Cuando el Señor pregunta a sus apóstoles, «Y vosotros, ¿quién decís que soy yo?» (v. 15). Sólo Pedro responde: «Tú eres el Mesías, el Hijo del Dios vivo» (v. 16). Esta es la confesión: reconocer que Jesús es el Mesías esperado, el Dios vivo, el Señor de nuestra vida.Hoy Jesús nos mira a nosotros para preguntarnos: «¿Quién soy yo para ti?». Es como si dijera: «¿Soy yo todavía el Señor de tu vida, la orientación de tu corazón, la razón de tu esperanza, tu confianza inquebrantable?». Como san Pedro, también nosotros renovamos hoy nuestra opción de vida como discípulos y apóstoles de Jesús, para ser «suyos», no sólo de palabra, sino con las obras y con nuestra vida.
Quien confiesa a Jesús sabe que no ha de dar sólo opiniones, sino la vida; sabe que no puede creer con tibieza, sino que está llamado a «arder» por amor; sabe que en la vida no puede conformarse con «vivir al día» o acomodarse en el bienestar, sino que tiene que correr el riesgo de ir mar adentro, renovando cada día el don de sí mismo. Quien confiesa a Jesús se comporta como Pedro y Pablo: lo sigue hasta el final; no hasta un cierto punto sino hasta el final, y lo sigue en su camino, no en nuestros caminos. Su camino es el camino de la vida nueva, de la alegría y de la resurrección, el camino que pasa también por la cruz y la persecución. Así ambos derramarían su sangre por Cristo, uno por la cruz y el otro por la espada.
Incluso hoy en día, en varias partes del mundo, a veces en un clima de silencio —un silencio con frecuencia cómplice—, muchos cristianos y pastores son marginados, calumniados, discriminados, víctimas de una violencia incluso mortal.Sin la cruz no hay Cristo, pero sin la cruz no puede haber tampoco un cristiano.
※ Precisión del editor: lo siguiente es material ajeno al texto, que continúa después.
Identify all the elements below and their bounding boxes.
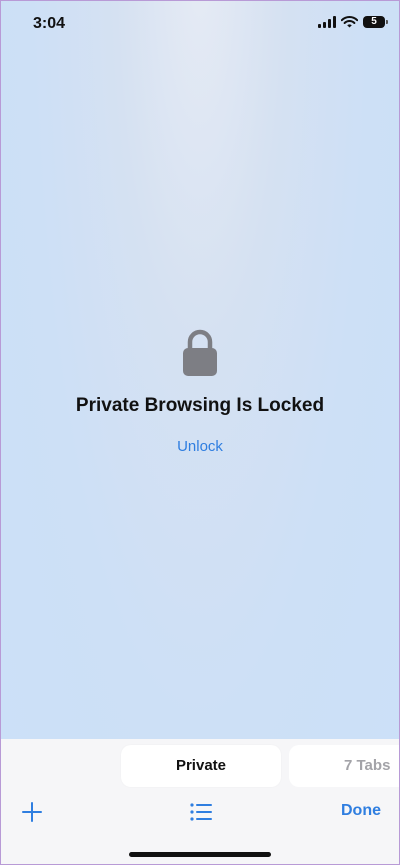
lock-icon [183,329,217,376]
unlock-button[interactable]: Unlock [1,438,399,455]
tab-group-tabs[interactable]: 7 Tabs [289,745,399,787]
home-indicator [129,852,271,857]
done-button[interactable]: Done [341,802,381,820]
status-bar: 3:04 5 [1,1,399,49]
signal-icon [318,16,336,28]
tab-bar-panel: Private 7 Tabs Done [1,739,399,864]
plus-icon[interactable] [21,801,43,823]
locked-title: Private Browsing Is Locked [75,395,325,416]
list-icon[interactable] [190,802,212,822]
battery-icon: 5 [363,16,388,28]
private-browsing-screen: 3:04 5 Private Browsing Is Locked Unlock… [0,0,400,865]
status-icons: 5 [318,16,388,28]
tab-group-private[interactable]: Private [121,745,281,787]
wifi-icon [341,16,358,28]
status-time: 3:04 [33,15,66,32]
En efecto, «es propio de la virtud cristiana no sólo hacer el bien, sino también saber soportar los males» (Agustín, Disc. 46.13), como Jesús. Soportar el mal no es sólo tener paciencia y continuar con resignación; soportar es imitar a Jesús: es cargar el peso, cargarlo sobre los hombros por él y por los demás. Es aceptar la cruz, avanzando con confianza porque no estamos solos: el Señor crucificado y resucitado está con nosotros. Así, como Pablo, también nosotros podemos decir que estamos «atribulados en todo, mas no aplastados; apurados, mas no desesperados; perseguidos, pero no abandonados» (2 Co 4,8-9).
Soportar es saber vencer con Jesús, a la manera de Jesús, no a la manera del mundo. Y así, en el misterio del sufrimiento ofrecido por amor, en este misterio que muchos hermanos perseguidos, pobres y enfermos encarnan también hoy, brilla el poder salvador de la cruz de Jesús.En la Iglesia, la oración es la que nos sostiene a todos y nos ayuda a superar las pruebas. Nos lo recuerda la Escritura: «Mientras Pedro estaba en la cárcel bien custodiado, la Iglesia oraba insistentemente a Dios por él» (Hch 12,5). Una Iglesia que reza está protegida por el Señor y camina acompañada por él.
Que estos Apóstoles en su Fiesta, bendigan la fe con que nuestros pescadores de las caletas y puertos de Chile les veneran; ellos intercedan por sus grandes anhelos y esperanzas, y les protejan en medio de sus sacrificadas faenas en el mar.